Сестренка батальона - страница 47
— Ну, что ж, — пожал плечами Пастухов, — попробуй жить без уважения и любви.
— Я солдат! — гордо откинув голову, проговорил Переверзев.
— А зачем этот солдат перед боем в госпиталь драпает? — спросил Вязников, зло сузив глаза. — Напомнить? Под Карачевом — грыжа, под Каменец-Подольском — аппендицит, под Львовом... что под Львовом, ребята, а?
— Кажется, мигрень.
— Да, да, мигрень!
— Вот это фокус! А я как-то и не замечал, — протрезвевшим голосом проговорил Лимаренко. — Сволочь, да, может, из-за тебя...
— А вернувшись из госпиталя после мигрени, он еще поучает нас, как надо воевать. Твердит, что надо дотопать до Берлина, будто это мы удираем от боев, а не он.
Лицо Переверзева побагровело. Багровыми стали его шея, уши. «Никто, никто, кроме этого молчуна, этого ехидного типа, не замечал, что я хитрю. Хитрю?.. Нет, это не то слово. Да, узнав, что предстоят особо ожесточенные бои, я... ну, скажем, позволял себе уйти в госпиталь. Но ведь я не притворялся, не придумывал болезни. Грыжа была, аппендицит — тоже, мне даже делали операцию. Правда, я придерживал обе болезни до случая. Ну и что ж такого? А если бы у меня лопнул этот злосчастный отросток?.. Конечно, я вел себя... не совсем правильно...» — подумал Переверзев. Но он лгал себе, ему все-таки было совестно и неловко. Он уже боялся поднять голову и посмотреть на товарищей. Надо было встать и уйти. Но как?
— Это черт знает что! — возмущенно прошептал он, чтобы хоть что-то сказать, и вышел.
— Скатертью дорога, воздух чище будет! — бросил вслед ему Лимаренко.

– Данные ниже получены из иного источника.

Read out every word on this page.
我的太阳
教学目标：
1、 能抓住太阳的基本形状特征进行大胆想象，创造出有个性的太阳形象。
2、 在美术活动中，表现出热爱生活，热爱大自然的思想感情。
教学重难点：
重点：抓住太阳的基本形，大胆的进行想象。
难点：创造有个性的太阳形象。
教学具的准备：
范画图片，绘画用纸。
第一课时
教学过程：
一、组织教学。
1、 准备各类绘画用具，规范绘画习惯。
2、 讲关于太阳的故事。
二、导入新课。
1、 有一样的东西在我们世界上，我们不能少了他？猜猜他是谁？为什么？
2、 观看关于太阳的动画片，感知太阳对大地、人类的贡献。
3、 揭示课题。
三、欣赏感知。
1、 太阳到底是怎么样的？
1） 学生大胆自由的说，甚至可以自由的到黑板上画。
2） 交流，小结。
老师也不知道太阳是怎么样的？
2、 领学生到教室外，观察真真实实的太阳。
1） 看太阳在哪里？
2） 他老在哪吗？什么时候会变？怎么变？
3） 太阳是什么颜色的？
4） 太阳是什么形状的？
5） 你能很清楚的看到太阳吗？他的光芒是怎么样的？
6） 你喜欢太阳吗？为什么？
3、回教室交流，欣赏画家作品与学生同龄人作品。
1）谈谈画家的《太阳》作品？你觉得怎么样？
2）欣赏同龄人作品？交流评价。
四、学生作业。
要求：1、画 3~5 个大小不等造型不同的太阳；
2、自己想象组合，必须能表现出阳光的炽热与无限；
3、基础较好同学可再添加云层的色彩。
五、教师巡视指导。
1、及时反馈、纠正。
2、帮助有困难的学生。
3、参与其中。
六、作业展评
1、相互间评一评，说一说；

— А ведь он из тех, кто будет жаловаться, — заметил Заярный.
— Дальше фронта не пошлют, меньше роты не дадут, — проговорил Пастухов. — Подлецу всегда надо говорить в лицо: «Ты — мразь!»
— Вот сейчас этот типчик задумается. Во всяком случае, драпать в госпиталь постесняется. Мы из него сделаем человека, сделаем! — сердито пообещал Вязников.
— Ну, так принимаем лимаренкин тост? — спросил Садовский. — За погибшего майора Румянцева и за Наташу!
— За сестренку!
— За майора!
— Я, братцы, уже того... — признался Лимаренко, задумчиво уставясь в консервную банку. — Хотя сегодня не грешно. — Он залпом опрокинул кружку и сел, угрюмый, похожий на майора Соловьева — этого, кажется, уже и не помнили веселым, добродушным, а знали таким, каким стал он в день гибели Дуси.
Ежиков потянулся за баяном.
— Невеселый у нас, ребята, праздник получился, — усмехнулся Вязников. И попросил: — Запевай, Наташа, «Калинушку».
ЧАСТЬ ТРЕТЬЯ
СНОВА БОИ
Глава первая
Артподготовка началась ночью. Сотрясая землю, громыхнули «катюши», прочерчивая в небе след, полетели в сторону врага огненные «поросята».
Танки первого батальона стояли на исходном рубеже. Вспышки выстрелов, как молнии, на одно мгновение, вырывали из тьмы их силуэты, освещали кривую березу с черным корявым стволом. Грохот «катюш» слился в один сплошной гул, вспышки — в одно мерцающее зарево.
Жадно затягиваясь дымом папирос, под березой стояли капитан Елкин, майор Клюкин, капитан Садовский и старший лейтенант Вязников.
Клюкин думал о комбате. Елкин не был новичком на войне. Но в батальоне он новичок и через несколько минут должен повести танкистов в первый под своим командованием бой. По разговорам солдат, по их воспоминаниям Елкин, конечно, знал, как любили и как высоко оценивали командирское искусство майора Румянцева. Чтобы стать столь же авторитетным и уважаемым, ему надо проявить себя более талантливо и масштабно. Сможет ли он?.. Румянцев в атаках был смел, в прорывах дерзок. А он, Елкин, когда все вокруг начинало бурлить, как в котле, когда этот смертельный ритм невольно требовал от человека отчаянной, ловкой быстроты в мыслях, решениях, даже в жестах, становился вдруг удивительно спокойным, неторопливым, даже медлительным, точно все, что происходило на поле боя, не касалось и не волновало его.
Это свое спокойствие и неторопливость сам Елкин читал недостатком. И потому ему всегда было неловко, когда в ответ на горячие, лихорадочно бьющиеся в шлемофоне слова ротных, взводных, командиров танков он отвечал негромко и почти равнодушно.